Insieme si noti l’ultimo rigo del v. 2: «finché abbia pietà di noi…». La pietà di cui si parla è l’atto del chinarsi. Dio si piegherà su di noi per occuparsi di noi e sollevarci. Quella tensione che si esprimeva – generata da fervore e intransigente coerenza – si stempera in modo da trasformarsi in una vera e propria invocazione che esprime uno stato di miseria e debolezza estrema. Se il Signore non si piega sulla nostra bassezza nulla sarà possibile ancora per questi pellegrini stranieri in casa e per questo solidali. Si aspettavano pace e solidarietà dalla intera comunità di Israele.
Sono delusi e consolati solo dalla presenza di altri simili a loro. In questo uso del «noi» si percepisce la convinzione profonda che esiste una solidarietà anche nei confronti di coloro che accolgono male o imbrogliano i pellegrini. Questi sono ignari dei raggiri che li coinvolgono, li scoprono quando sono danneggiati e derisi. Allora dicono «noi», si riconoscono tra loro, sfortunati e poveri. Eppure in questo «noi» non sono del tutto assenti anche coloro che fanno da avversari e forestieri.
Il nostro pellegrino incontra a Gerusalemme gente che fa finta di essere straniera in quel luogo. Allora egli si rivolge al Signore e si dichiara totalmente fiducioso, per tutti, nella pietà che viene da Lui.

Un grido

Così gli ultimi due versetti del Salmo riportano un grido. È come se a nome di tutti il pellegrino dicesse: «Basta! Non ne posso più!».

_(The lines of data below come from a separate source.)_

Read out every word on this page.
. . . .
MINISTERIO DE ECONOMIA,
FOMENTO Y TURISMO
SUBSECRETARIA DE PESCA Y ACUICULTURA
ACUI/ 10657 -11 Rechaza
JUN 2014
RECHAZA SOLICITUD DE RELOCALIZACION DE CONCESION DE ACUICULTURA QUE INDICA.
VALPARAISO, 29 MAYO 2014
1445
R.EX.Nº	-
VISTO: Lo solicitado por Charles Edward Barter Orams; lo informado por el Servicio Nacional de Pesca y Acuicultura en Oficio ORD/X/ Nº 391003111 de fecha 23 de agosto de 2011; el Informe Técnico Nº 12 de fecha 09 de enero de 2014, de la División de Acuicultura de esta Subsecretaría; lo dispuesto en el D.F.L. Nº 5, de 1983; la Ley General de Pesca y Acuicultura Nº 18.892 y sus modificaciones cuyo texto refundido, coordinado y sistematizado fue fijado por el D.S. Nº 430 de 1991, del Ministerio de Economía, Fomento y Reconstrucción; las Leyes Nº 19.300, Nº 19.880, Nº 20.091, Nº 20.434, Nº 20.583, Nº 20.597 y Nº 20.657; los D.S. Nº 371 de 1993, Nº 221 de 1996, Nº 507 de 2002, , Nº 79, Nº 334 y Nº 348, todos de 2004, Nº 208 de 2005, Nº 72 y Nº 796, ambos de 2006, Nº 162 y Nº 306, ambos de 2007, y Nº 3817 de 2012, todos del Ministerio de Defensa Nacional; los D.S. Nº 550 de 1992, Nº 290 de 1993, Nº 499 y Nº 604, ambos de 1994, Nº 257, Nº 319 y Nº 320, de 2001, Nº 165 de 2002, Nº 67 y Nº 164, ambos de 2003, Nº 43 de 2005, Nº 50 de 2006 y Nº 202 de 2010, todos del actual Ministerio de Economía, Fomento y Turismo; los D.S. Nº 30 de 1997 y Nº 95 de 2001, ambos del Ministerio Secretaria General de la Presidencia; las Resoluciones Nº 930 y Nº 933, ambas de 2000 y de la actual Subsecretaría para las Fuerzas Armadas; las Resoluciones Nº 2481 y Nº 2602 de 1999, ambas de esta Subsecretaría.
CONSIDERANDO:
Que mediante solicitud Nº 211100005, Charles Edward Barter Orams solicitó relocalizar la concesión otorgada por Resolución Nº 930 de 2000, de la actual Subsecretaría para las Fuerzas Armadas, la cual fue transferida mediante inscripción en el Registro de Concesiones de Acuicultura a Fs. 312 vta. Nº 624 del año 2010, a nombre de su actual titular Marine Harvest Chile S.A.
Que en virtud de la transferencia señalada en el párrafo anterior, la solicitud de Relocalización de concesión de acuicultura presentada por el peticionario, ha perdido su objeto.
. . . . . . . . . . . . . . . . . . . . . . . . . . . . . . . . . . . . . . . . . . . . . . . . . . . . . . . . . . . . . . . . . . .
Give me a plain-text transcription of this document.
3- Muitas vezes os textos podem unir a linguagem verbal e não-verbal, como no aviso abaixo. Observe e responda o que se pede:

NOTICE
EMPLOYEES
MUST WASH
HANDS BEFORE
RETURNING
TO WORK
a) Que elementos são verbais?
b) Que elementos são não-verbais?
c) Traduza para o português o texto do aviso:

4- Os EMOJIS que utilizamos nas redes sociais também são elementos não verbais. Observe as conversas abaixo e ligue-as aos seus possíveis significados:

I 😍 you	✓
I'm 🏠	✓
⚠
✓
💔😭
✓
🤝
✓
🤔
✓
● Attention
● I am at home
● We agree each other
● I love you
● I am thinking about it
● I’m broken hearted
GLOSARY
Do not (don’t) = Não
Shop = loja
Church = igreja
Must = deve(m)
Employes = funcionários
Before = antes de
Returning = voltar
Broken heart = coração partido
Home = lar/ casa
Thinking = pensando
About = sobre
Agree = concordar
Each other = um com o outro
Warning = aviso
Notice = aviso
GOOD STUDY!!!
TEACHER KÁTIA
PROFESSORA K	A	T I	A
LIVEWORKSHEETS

Il Salmo si era aperto con il levare lo sguardo al Signore, ora il pellegrino lo implora di chinarsi su persecutori e perseguitati. La sua sazietà – il non poterne più – è relativa agli scherni subiti, ma anche a quelli restituiti, perché il testo originale – su questo il nostro testo non ci aiuta a capire – fa comprendere che coloro che approfittano di Gerusalemme per i loro bassi interessi non sono le sole fonti di disgusto. Il pellegrino dice anche: «Noi siamo troppo sazi… del disprezzo» per i «superbi» (v. 4): il disprezzo con il quale noi rispondiamo loro. È sazi età per una infame violenza reciproca, di cui ci si ingozza fino alla nausea. In ogni caso il Salmo si conclude con questa semplice e perentoria dichiarazione: “Basta!».
A sua volta anche Gesù dirà «Basta!. (Lc 22,38) a chi lo invita alla violenza.